Northumberland-based Cowell's Garden Centre owner Alan Cowell said Easter was poor because of ground conditions, temperatures and weather.
"No-one has any enthusiasm. If it's not the weather then we're in deep trouble. We've not had a good run of weather yet. We were 40 per cent behind on last Easter, though last April was incredible.
"People are not going to bother with certain spring lines. A lot of herbaceous has hardly shown any growth. It's not rooting properly and there are no good light levels." He said tomato plants were not selling because gardeners did not want to have to heat greenhouses.
"If it doesn't pick up there will be some very scared garden centre owners. Last year we had a good time but it ended up being not so good because of the long winter.
"From 16 December my business might as well have closed the gate. Wage bills don't get any less and gas and electricity have gone through the roof. We're not taking enough to cover the costs."
In the south, Cambridge-based Scotsdales managing director Caroline Owen said Easter was "a lot better than we expected. The weather turned out well." South-east-based chain Squires was even with Easter 2009.
GCA chief executive Gillie Westwood said: "There is definitely a north-south divide.
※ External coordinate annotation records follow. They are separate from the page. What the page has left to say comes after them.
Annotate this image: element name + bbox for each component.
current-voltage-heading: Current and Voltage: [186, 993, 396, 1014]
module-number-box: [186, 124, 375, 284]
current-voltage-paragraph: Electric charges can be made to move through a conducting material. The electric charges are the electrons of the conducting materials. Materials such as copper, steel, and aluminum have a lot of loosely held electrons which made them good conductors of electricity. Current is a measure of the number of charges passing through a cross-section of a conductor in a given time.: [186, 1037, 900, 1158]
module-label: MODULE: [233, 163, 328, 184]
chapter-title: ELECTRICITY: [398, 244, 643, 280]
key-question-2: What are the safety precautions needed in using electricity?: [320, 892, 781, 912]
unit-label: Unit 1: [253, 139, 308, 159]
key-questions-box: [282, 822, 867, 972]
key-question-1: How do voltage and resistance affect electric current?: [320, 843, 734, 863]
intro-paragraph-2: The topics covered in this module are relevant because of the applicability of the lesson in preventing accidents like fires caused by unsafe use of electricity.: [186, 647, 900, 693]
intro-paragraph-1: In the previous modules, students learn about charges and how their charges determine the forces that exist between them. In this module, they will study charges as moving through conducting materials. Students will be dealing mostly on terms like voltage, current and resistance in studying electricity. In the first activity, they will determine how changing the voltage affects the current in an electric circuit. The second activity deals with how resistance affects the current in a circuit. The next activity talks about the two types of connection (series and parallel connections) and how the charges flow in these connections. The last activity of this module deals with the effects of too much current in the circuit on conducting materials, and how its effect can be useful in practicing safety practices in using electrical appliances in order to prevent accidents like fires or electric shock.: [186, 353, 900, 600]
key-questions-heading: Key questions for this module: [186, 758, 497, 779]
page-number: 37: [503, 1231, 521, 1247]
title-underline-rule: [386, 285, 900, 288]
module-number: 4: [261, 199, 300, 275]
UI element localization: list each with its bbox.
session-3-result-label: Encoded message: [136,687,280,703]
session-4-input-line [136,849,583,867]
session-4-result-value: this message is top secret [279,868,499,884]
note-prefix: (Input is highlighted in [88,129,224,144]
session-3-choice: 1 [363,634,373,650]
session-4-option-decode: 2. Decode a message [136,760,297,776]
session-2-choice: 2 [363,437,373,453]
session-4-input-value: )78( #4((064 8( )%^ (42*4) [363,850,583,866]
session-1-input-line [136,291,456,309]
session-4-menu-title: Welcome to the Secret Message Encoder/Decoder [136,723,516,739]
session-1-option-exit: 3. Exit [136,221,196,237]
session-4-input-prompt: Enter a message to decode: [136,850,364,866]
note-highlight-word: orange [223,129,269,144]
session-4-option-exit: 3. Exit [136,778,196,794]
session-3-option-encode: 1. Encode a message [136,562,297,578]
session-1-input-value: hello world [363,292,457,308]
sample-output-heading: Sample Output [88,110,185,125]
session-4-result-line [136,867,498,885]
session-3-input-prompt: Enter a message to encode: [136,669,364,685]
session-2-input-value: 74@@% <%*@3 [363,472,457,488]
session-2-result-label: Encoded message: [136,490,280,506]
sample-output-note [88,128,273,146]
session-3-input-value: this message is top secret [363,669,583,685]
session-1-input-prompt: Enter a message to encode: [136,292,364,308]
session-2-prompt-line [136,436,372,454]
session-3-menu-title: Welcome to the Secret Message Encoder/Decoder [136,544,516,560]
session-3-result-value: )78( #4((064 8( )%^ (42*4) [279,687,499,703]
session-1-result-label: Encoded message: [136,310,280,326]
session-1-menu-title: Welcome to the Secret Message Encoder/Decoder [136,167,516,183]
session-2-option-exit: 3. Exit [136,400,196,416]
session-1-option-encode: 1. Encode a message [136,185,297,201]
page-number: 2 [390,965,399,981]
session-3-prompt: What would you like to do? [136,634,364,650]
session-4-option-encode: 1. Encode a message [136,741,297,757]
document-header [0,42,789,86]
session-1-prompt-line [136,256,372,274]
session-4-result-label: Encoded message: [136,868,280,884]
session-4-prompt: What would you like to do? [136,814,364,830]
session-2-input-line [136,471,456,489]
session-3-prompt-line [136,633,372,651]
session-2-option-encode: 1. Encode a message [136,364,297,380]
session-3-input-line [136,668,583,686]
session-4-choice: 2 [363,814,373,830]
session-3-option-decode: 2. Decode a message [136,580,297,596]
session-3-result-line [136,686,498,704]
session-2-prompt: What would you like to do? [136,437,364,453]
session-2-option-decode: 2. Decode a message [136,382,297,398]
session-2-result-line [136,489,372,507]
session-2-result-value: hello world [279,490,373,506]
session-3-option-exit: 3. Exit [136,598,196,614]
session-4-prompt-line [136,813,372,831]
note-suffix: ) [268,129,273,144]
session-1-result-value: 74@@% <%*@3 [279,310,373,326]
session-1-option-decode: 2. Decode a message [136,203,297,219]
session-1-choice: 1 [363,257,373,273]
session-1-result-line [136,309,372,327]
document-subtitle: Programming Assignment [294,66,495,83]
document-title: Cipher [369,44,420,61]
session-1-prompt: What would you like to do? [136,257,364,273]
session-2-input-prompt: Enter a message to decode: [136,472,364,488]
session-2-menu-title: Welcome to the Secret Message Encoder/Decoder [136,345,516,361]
It is all weather-related."
Worcestershire-based Webbs Garden Centre: "Easter was much better than expected, with sales down 8.5 per cent against last year - pretty good considering the awful weather."
South coast-based Haskins: "Bird care was up 10 per cent, food five per cent, Easter gifts 14 per cent and food five per cent.
Chester-based Grosvenor Garden Centre: "It was a disappointing weekend compared to last year but far better than when we had feared the worst earlier in the week."
Lothian-based Dobbies: "We obviously had a disappointing Easter weekend due to the extremely adverse weather."